Today is Martin Luther King, Jr.'s birthday. In the US, it is a day to celebrate his life andaccomplishments and to acknowledge the importance of inclusion and the civil rights movement. It has also become a day of service and an opportunity to encourage people to get involved in their communities. Many of King's inspirational speeches have been reduced to memorable quotes. Among them are some of my favorites:
- Life's most persistent and urgent question is, 'What are you doing for others?'
- Darkness cannot drive out darkness; only light can do that. Hate cannot drive out hate; only love can do that.
- The time is always right to do what is right.
- Our lives begin to end the day we become silent about things that matter.
This year, I've added another to my list of favorites. For me, it explains why we get involved in our community by joining with others in a service club. King said,
"Everyone can be great because anybody can serve. You don't have to have a college degree to serve. You don't have to make your subject and verb agree to serve...You only need a heart full of grace. A soul generated by love."
Service above self sets the tone for all I strive to accomplish as a club, district and international leader for Optimist International. It is my hope to inspire others to organize and make a positive impact on their communities by analyzing needs and making plans to satisfy those needs. As citizens, it is our responsibility to make our communities better.
In his farewell address to the nation, US President Barack Obama expressed the same idea. He spoke of the most important office in a democracy: Citizen. He said,
"It falls to each of us to be those those anxious, jealous guardians of our democracy; to embrace the joyous task we've been given to continually try to improve this great nation of ours. Because for all our outward differences, we, in fact, all share the same proud title, the most important office in a democracy: Citizen. Citizen.

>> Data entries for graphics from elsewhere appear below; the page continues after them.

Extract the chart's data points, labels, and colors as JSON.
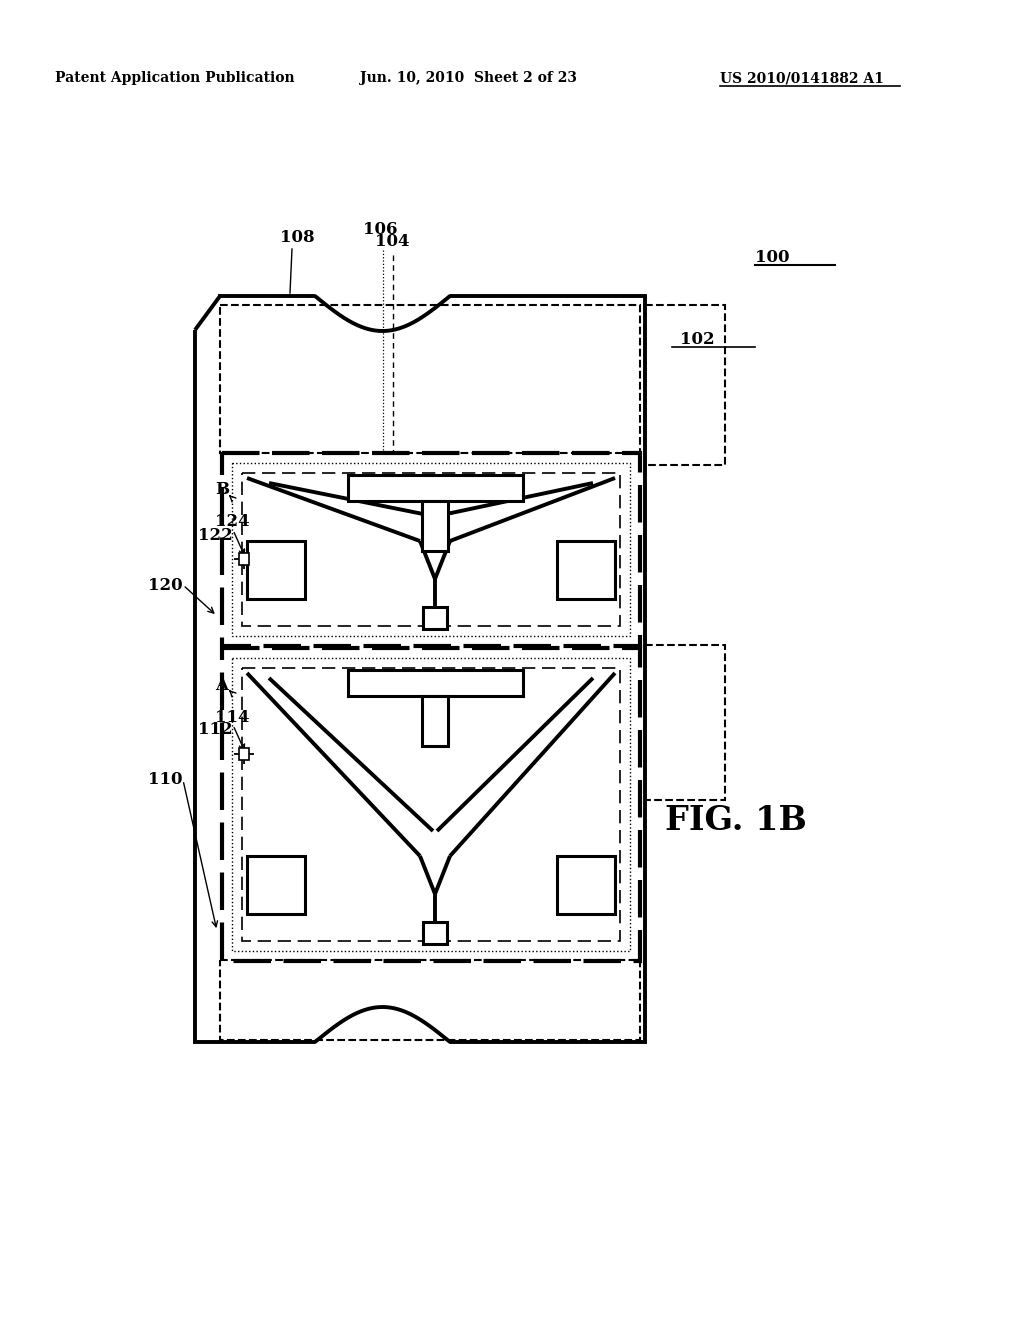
{
  "bg": "#ffffff",
  "header_left": "Patent Application Publication",
  "header_center": "Jun. 10, 2010  Sheet 2 of 23",
  "header_right": "US 2010/0141882 A1",
  "fig_label": "FIG. 1B",
  "lbl_100": "100",
  "lbl_102": "102",
  "lbl_104": "104",
  "lbl_106": "106",
  "lbl_108": "108",
  "lbl_110": "110",
  "lbl_112": "112",
  "lbl_114": "114",
  "lbl_120": "120",
  "lbl_122": "122",
  "lbl_124": "124",
  "lbl_A": "A",
  "lbl_B": "B"
}
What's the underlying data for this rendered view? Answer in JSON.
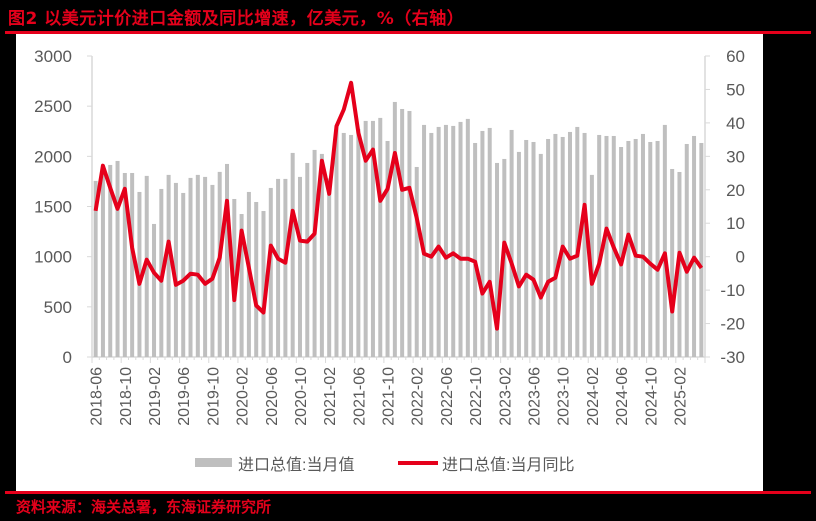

So, you see, that's what our democracy demands. It needs you. Not just when there's an election, not just when your own narrow interest is at stake, but over the full span of a lifetime. If you're tired of arguing with strangers on the Internet, try talking with one of them in real life. If something needs fixing, then lace up your shoes and do some organizing. If you're disappointed by your elected officials, grab a clipboard, get some signatures, and run for office yourself. Show up. Dive in. Stay at it.
Sometimes you'll win. Sometimes you'll lose. Presuming a reservoir of goodness in other people, that can be a risk, and there will be times when the process will disappoint you. But for those of us fortunate enough to have been a part of this work, and to see it up close, let me tell you, it can energize and inspire."
President Obama's message was, of course, aimed at the citizens of the United States. I believe his message, and Martin Luther King, Jr.'s message before him, apply to the world. We must be involved in our communities. We must take responsibility for our own well-being.We must help make the world better for others.
I recommend sharing that service with friends as part of an Optimist Club. Together we can. Together we will.